Before him were three rough square pieces, two blue and one yellow. Made of metal sheets, the 1×1 meter hollow pieces had tiny lamps mounted on tips of wires emanating from their surfaces. “The blue ones represent sea and sky, and the yellow one earth. They will be joined as one entity, making a spectacular scene especially at night,” he described.
Diodato is so impressed by Yemen. “I love it. It is incredible. Light, houses, color. The color yellow is prevalent here in earth and on houses as well. It is the color of my city, Naples, and this is why Yemen is familiar to me and why I was inclined to participate in this workshop.”

Sana'a Atelier:
It was established in 2000 by Yemeni artists Mazher Nizar, Talal Al-Naggar, Dr.Amna Al-Nassiri, and Reema Kassem, in the aim of creating a new movement and to develop the indigenous modern artstyle. A gallery was opened within the wall of the old city of Sana'a, at Bab Al-Yemen, for displaying and selling works of arts as well as promoting culture and tourism.
“This workshop is very beneficial. Among the Yemeni artists are the founders of the Atelier along with Hani Al-Aghbari and Jamal Al-Hada. The products of the Yemeni-Italian workshop will be shown in the exhibition room (Al-Bab Gallery) on Sept. 5,” said Mazher Nizar.
He proceeded: “Actually the gallery was opened in 1998, but due to problems of tourism, it was closed down and activities ceased for a long time. Recently I have officially rented the gallery where many activities will be taking place, thanks to efforts of Dr. Abdullah Zaid Issa, president of the Historic Cities Conservation Authority.
“The two top Italian artists have got together with six Yemeni artists, and there are plans to organize workshops and exhibitions for local and foreign artists in the future.”

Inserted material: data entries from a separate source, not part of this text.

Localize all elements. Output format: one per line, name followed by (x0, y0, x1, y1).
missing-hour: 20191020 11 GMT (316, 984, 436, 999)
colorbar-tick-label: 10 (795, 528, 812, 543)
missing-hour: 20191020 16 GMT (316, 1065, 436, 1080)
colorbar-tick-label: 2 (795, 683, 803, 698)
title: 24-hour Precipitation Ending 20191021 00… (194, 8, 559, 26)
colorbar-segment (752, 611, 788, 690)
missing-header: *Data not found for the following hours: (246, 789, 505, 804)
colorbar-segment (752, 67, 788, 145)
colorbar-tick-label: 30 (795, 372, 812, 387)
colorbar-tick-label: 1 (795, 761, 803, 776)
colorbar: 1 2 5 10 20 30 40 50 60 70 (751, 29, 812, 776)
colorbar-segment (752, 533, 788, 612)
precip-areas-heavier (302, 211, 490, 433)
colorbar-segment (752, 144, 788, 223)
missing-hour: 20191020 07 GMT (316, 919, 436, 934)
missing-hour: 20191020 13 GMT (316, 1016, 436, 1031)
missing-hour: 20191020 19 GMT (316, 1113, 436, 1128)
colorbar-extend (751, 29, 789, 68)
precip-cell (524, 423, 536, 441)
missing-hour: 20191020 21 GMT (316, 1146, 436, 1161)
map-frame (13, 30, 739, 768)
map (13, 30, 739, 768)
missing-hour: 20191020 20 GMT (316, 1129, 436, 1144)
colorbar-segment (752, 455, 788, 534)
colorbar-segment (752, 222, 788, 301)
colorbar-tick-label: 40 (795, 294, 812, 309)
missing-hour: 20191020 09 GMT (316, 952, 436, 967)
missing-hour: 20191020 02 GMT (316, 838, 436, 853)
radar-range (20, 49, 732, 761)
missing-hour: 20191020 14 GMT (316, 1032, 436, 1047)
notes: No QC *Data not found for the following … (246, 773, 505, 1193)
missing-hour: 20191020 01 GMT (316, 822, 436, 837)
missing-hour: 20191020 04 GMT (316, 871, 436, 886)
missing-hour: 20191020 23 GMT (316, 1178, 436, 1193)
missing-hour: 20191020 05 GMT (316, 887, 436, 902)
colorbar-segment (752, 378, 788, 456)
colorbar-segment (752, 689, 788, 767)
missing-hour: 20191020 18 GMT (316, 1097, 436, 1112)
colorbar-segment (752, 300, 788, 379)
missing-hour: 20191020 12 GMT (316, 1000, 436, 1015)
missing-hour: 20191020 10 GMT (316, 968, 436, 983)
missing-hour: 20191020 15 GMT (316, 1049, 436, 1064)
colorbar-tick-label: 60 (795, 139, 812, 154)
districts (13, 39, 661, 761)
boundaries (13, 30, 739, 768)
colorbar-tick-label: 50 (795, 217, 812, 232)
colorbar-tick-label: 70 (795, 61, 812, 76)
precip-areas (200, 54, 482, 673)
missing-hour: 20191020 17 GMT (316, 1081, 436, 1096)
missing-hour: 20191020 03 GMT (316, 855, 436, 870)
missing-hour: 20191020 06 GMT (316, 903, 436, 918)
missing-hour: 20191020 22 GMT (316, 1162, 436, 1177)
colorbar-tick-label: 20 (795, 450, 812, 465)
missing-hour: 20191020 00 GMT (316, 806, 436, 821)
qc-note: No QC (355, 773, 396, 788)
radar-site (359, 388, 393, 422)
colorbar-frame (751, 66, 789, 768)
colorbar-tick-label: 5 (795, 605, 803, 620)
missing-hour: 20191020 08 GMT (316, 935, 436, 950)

The gallery will also provide tourist information such as maps and postcards along with an information center.
“The information center, coupled with Internet services, is expected to provide information on Yemen as a whole especially for tourists, but we need someone to sponsor it. It would be extremely useful as it is situated at a strategic spot'”
On the other hand, artist Talal Al-Naggar commented on the workshop saying: “It is the first of its kind to be held in Yemen. It is both important and interesting, since it features works of post-modernism. The public may be surprised or rather mystified by the works, but they are exquisite.”
He added: “In the past, we used to host almost amateur artists. But this time I was amazed when I heard the names of the visitors. They are really great.”
The workshop is expected to help develop the reality of art in Yemen, and enhance cultural ties between Yemen and Italy.
The artists participating in this workshop will attend another workshop to be organized in Italy in November 2004.